In such a case, the Talmud rules that אין שליח לדבר עבירה (the concept of a Shliach doesn’t apply where sin is involved.
In other words, the Shliach is expected to refuse the problematic job, and if they go ahead with it anyway, they are liable for committing the sin.
Trying to apply this rule to AI, though, leads to some problems. The reasoning behind the ruling that Shlichut doesn’t apply when sin is involved is because the Shliach is expected to use their moral judgment and refuse the Shlichut. That would require that the Shliach have a sense and knowledge of right and wrong, as well as the autonomy to make their own decisions, two things AI is nowhere near achieving, as mentioned earlier.
It would seem that using AI would be similar to using a tool. Similar to when a person kills someone using an arrow, they can’t defend themselves by saying “it wasn’t me, it was the arrow,” using an AI might be the same thing.
You might argue that AI is different than an arrow in that once you deploy the AI, you “lose control” over it.

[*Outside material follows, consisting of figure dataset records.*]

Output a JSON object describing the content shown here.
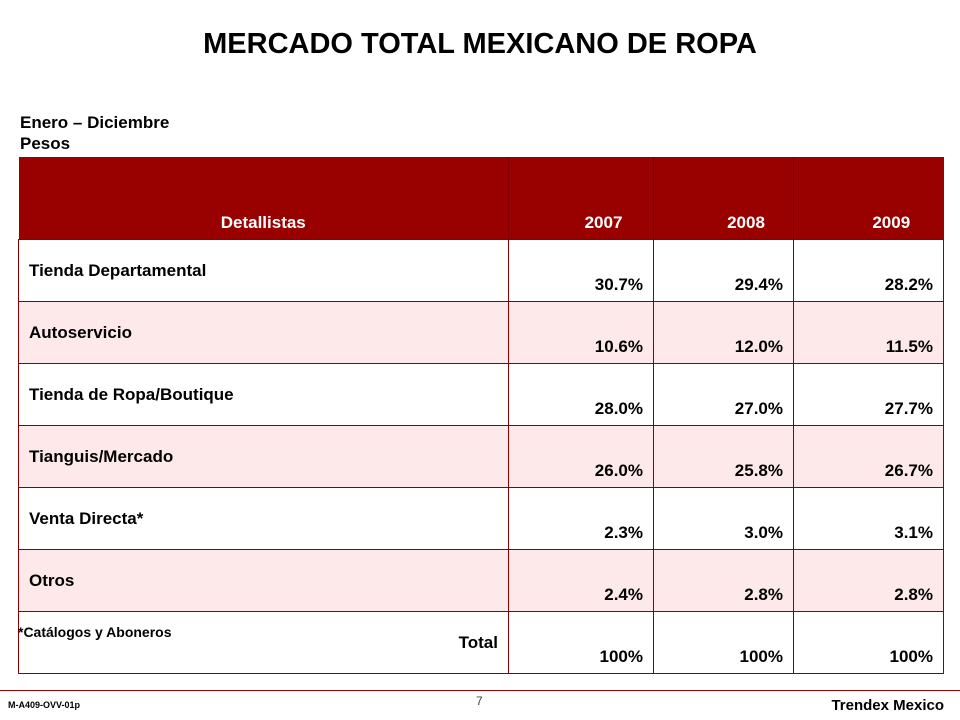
{
  "title": "MERCADO TOTAL MEXICANO DE ROPA",
  "subtitle": {
    "line1": "Enero – Diciembre",
    "line2": "Pesos"
  },
  "table": {
    "headers": [
      "Detallistas",
      "2007",
      "2008",
      "2009"
    ],
    "rows": [
      {
        "name": "Tienda Departamental",
        "v2007": "30.7%",
        "v2008": "29.4%",
        "v2009": "28.2%"
      },
      {
        "name": "Autoservicio",
        "v2007": "10.6%",
        "v2008": "12.0%",
        "v2009": "11.5%"
      },
      {
        "name": "Tienda de Ropa/Boutique",
        "v2007": "28.0%",
        "v2008": "27.0%",
        "v2009": "27.7%"
      },
      {
        "name": "Tianguis/Mercado",
        "v2007": "26.0%",
        "v2008": "25.8%",
        "v2009": "26.7%"
      },
      {
        "name": "Venta Directa*",
        "v2007": "2.3%",
        "v2008": "3.0%",
        "v2009": "3.1%"
      },
      {
        "name": "Otros",
        "v2007": "2.4%",
        "v2008": "2.8%",
        "v2009": "2.8%"
      },
      {
        "name": "Total",
        "v2007": "100%",
        "v2008": "100%",
        "v2009": "100%"
      }
    ]
  },
  "footnote": "*Catálogos y Aboneros",
  "footer": {
    "code": "M-A409-OVV-01p",
    "page": "7",
    "brand": "Trendex Mexico"
  },
  "colors": {
    "header_bg": "#990000",
    "alt_row_bg": "#fde9e9",
    "border": "#8b0000"
  }
}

The algorithms behind AI are a “black box,” even the programmers who programmed and trained the AI are unable to know why it makes the decisions it makes.
So unlike an arrow where there is a direct causal relationship between the act of shooting the arrow and the victim getting hurt, the causal link in AI is not so clear-cut.

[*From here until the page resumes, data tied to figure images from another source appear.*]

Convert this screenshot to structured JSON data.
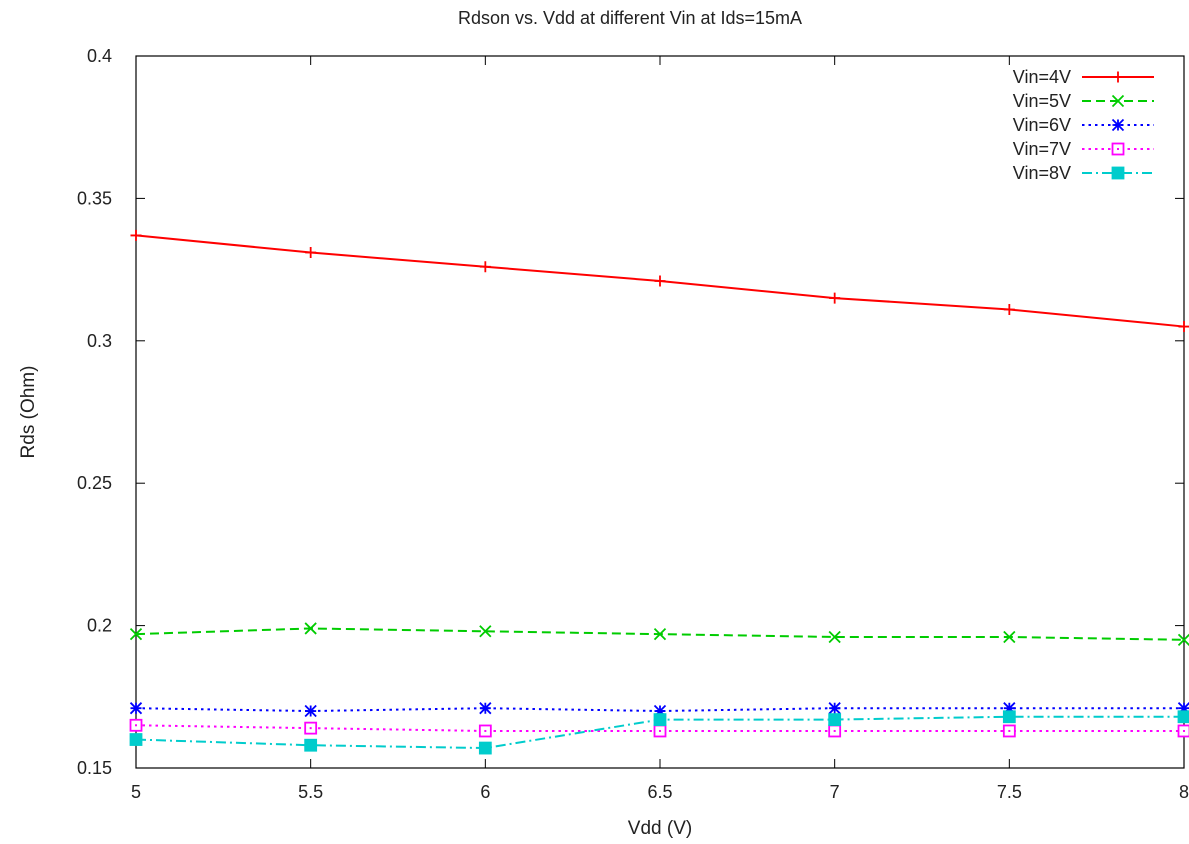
{
  "chart_data": {
    "type": "line",
    "title": "Rdson vs. Vdd at different Vin at Ids=15mA",
    "xlabel": "Vdd (V)",
    "ylabel": "Rds (Ohm)",
    "xlim": [
      5,
      8
    ],
    "ylim": [
      0.15,
      0.4
    ],
    "xticks": [
      "5",
      "5.5",
      "6",
      "6.5",
      "7",
      "7.5",
      "8"
    ],
    "yticks": [
      "0.15",
      "0.2",
      "0.25",
      "0.3",
      "0.35",
      "0.4"
    ],
    "grid": false,
    "legend_position": "top-right",
    "x": [
      5,
      5.5,
      6,
      6.5,
      7,
      7.5,
      8
    ],
    "series": [
      {
        "name": "Vin=4V",
        "values": [
          0.337,
          0.331,
          0.326,
          0.321,
          0.315,
          0.311,
          0.305
        ],
        "color": "#ff0000",
        "dash": "solid",
        "marker": "plus"
      },
      {
        "name": "Vin=5V",
        "values": [
          0.197,
          0.199,
          0.198,
          0.197,
          0.196,
          0.196,
          0.195
        ],
        "color": "#00cc00",
        "dash": "dashed",
        "marker": "cross"
      },
      {
        "name": "Vin=6V",
        "values": [
          0.171,
          0.17,
          0.171,
          0.17,
          0.171,
          0.171,
          0.171
        ],
        "color": "#0000ff",
        "dash": "dotted",
        "marker": "star"
      },
      {
        "name": "Vin=7V",
        "values": [
          0.165,
          0.164,
          0.163,
          0.163,
          0.163,
          0.163,
          0.163
        ],
        "color": "#ff00ff",
        "dash": "dotted",
        "marker": "open-square"
      },
      {
        "name": "Vin=8V",
        "values": [
          0.16,
          0.158,
          0.157,
          0.167,
          0.167,
          0.168,
          0.168
        ],
        "color": "#00cccc",
        "dash": "dashdot",
        "marker": "filled-square"
      }
    ]
  }
}
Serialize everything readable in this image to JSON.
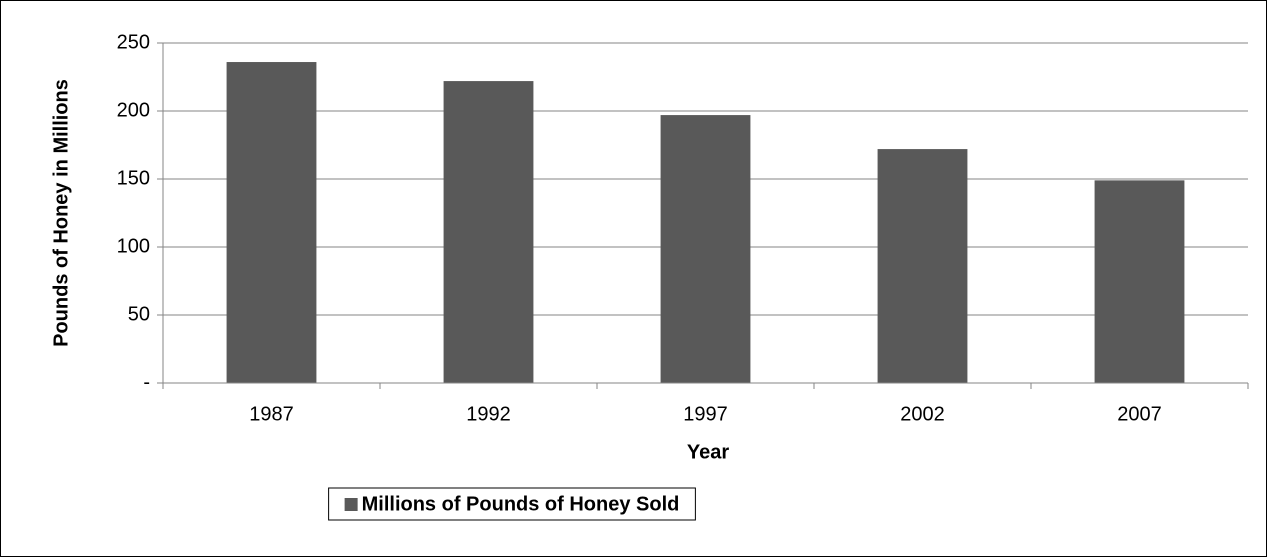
{
  "chart_data": {
    "type": "bar",
    "x_label": "Year",
    "y_label": "Pounds of Honey in Millions",
    "categories": [
      "1987",
      "1992",
      "1997",
      "2002",
      "2007"
    ],
    "series": [
      {
        "name": "Millions of Pounds of Honey Sold",
        "color": "#595959",
        "values": [
          236,
          222,
          197,
          172,
          149
        ]
      }
    ],
    "ylim": [
      0,
      250
    ],
    "yticks": [
      {
        "value": 0,
        "label": "-"
      },
      50,
      100,
      150,
      200,
      250
    ],
    "grid": true,
    "legend": "bottom"
  }
}
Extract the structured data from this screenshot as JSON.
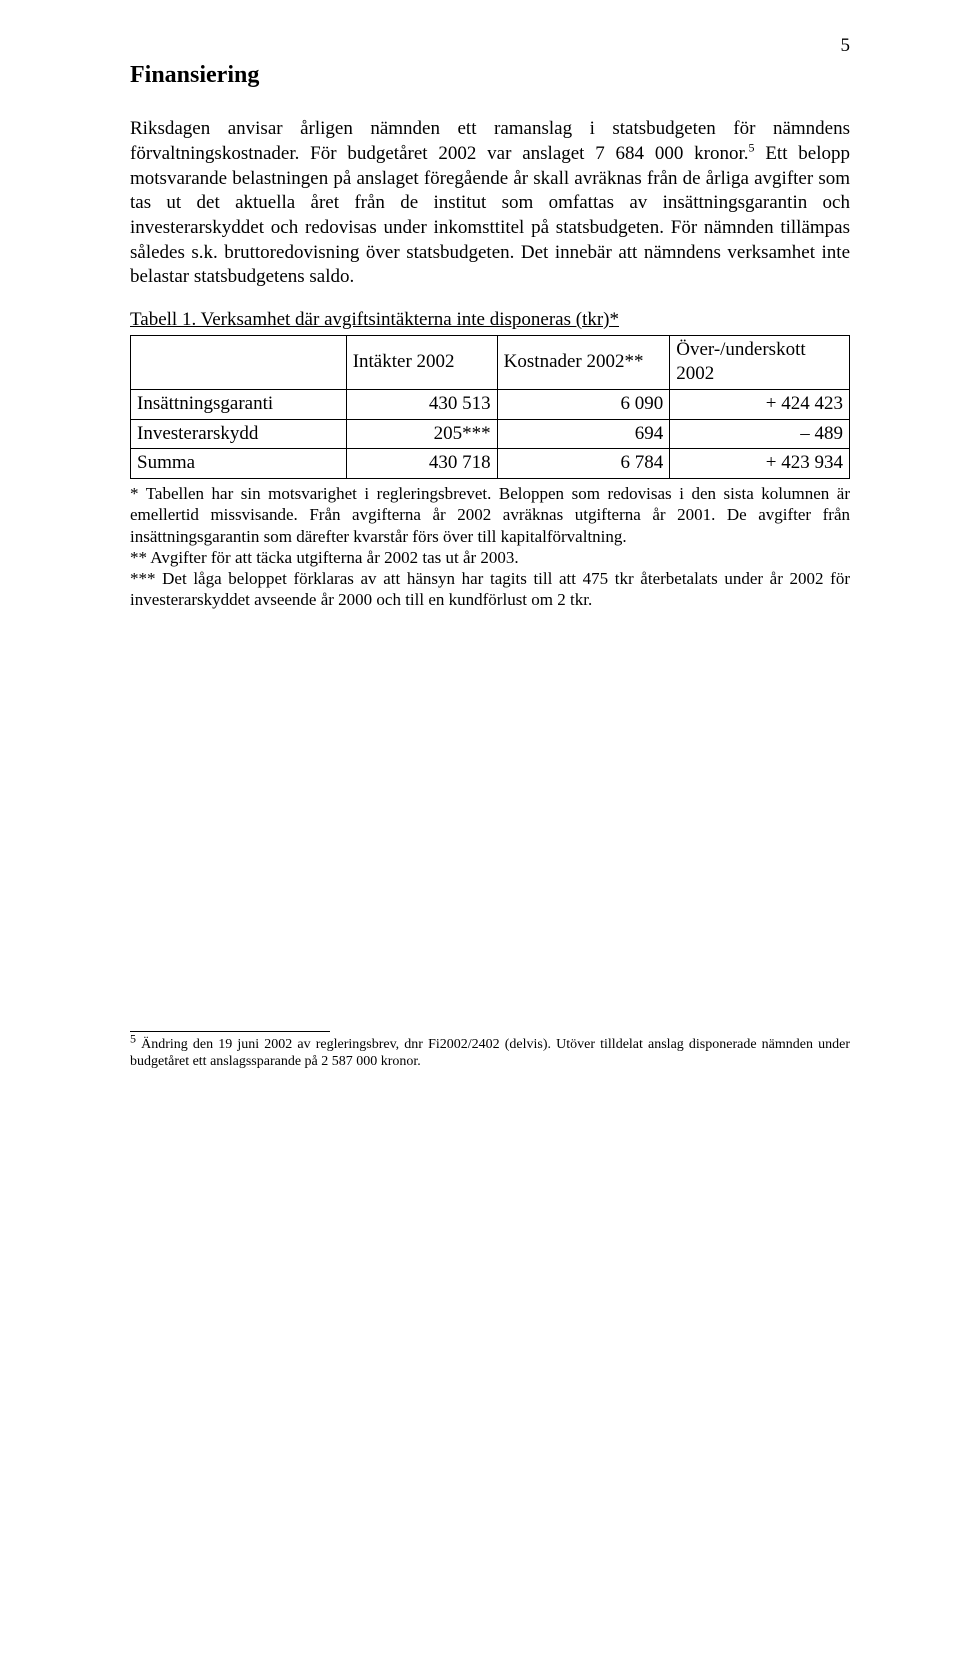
{
  "page_number": "5",
  "section_title": "Finansiering",
  "paragraph1_a": "Riksdagen anvisar årligen nämnden ett ramanslag i statsbudgeten för nämndens förvaltningskostnader. För budgetåret 2002 var anslaget 7 684 000 kronor.",
  "paragraph1_fn": "5",
  "paragraph1_b": " Ett belopp motsvarande belastningen på anslaget föregående år skall avräknas från de årliga avgifter som tas ut det aktuella året från de institut som omfattas av insättningsgarantin och investerarskyddet och redovisas under inkomsttitel på statsbudgeten. För nämnden tillämpas således s.k. bruttoredovisning över statsbudgeten. Det innebär att nämndens verksamhet inte belastar statsbudgetens saldo.",
  "table": {
    "caption": "Tabell 1. Verksamhet där avgiftsintäkterna inte disponeras (tkr)*",
    "columns": [
      "",
      "Intäkter 2002",
      "Kostnader 2002**",
      "Över-/underskott 2002"
    ],
    "rows": [
      [
        "Insättningsgaranti",
        "430 513",
        "6 090",
        "+ 424 423"
      ],
      [
        "Investerarskydd",
        "205***",
        "694",
        "– 489"
      ],
      [
        "Summa",
        "430 718",
        "6 784",
        "+ 423 934"
      ]
    ],
    "col_widths": [
      "30%",
      "21%",
      "24%",
      "25%"
    ]
  },
  "notes": {
    "n1": "* Tabellen har sin motsvarighet i regleringsbrevet. Beloppen som redovisas i den sista kolumnen är emellertid missvisande. Från avgifterna år 2002 avräknas utgifterna år 2001. De avgifter från insättningsgarantin som därefter kvarstår förs över till kapitalförvaltning.",
    "n2": "** Avgifter för att täcka utgifterna år 2002 tas ut år 2003.",
    "n3": "*** Det låga beloppet förklaras av att hänsyn har tagits till att 475 tkr återbetalats under år 2002 för investerarskyddet avseende år 2000 och till en kundförlust om 2 tkr."
  },
  "footnote": {
    "marker": "5",
    "text": " Ändring den 19 juni 2002 av regleringsbrev, dnr Fi2002/2402 (delvis). Utöver tilldelat anslag disponerade nämnden under budgetåret ett anslagssparande på 2 587 000 kronor."
  }
}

But then again, it seems like the Talmud discusses a case that might be analogous here.
Regarding a case where a person lit a fire on their property, and the fire got out of control and damaged a neighboring property the Talmud says the following: “We have learned that Rabbi Yochanan said: [he is liable for] his fire just as [he is liable for] his arrow.”
A closer look at the reasoning behind Rabbi Yochanan’s ruling, however, reveals a crucial difference. The reason you are liable for your fire spreading is that fire spreading is a predictable consequence of lighting a fire. If your fire spread due to unusually strong wind, for example, then you would not be liable because the spread of the fire could not have been predicted.
One can argue, that the fact that the AI made its own decision that could not be predicted, even by those who programmed the AI and wrote the algorithms behind it, would mean that the AI has some sort of agency here. Maybe not enough agency to hold the AI liable, but perhaps just enough to exculpate those who deployed it (as long as they are unaware that the AI is making faulty decisions).
Is there something between the full agency of a Shliach and the complete lack of agency of a tool/fire?
Let’s look at another passage:
“One who sends fire in the hands of a child or someone who is mentally impaired is not liable by the laws of man but is liable by the laws of Heaven.”
The idea that someone can be “not liable by the laws of man but liable by the laws of Heaven” is used often in the Talmud to refer to actions that are technically legal, but still unethical. So while the court can’t prosecute a person for a fire started by a child, it is still morally and ethically wrong to do so.
So perhaps that is how we can classify AI? Like a child who has enough agency to make decisions, but not enough to distinguish right from wrong? Are companies hiding behind black-box algorithms technically legal, but morally questionable?
As I said in the beginning, I don’t know the answer to these questions, but I do hope we can start a discussion because the days where such questions were the realm of theoretical philosophers are coming to an end faster than we think!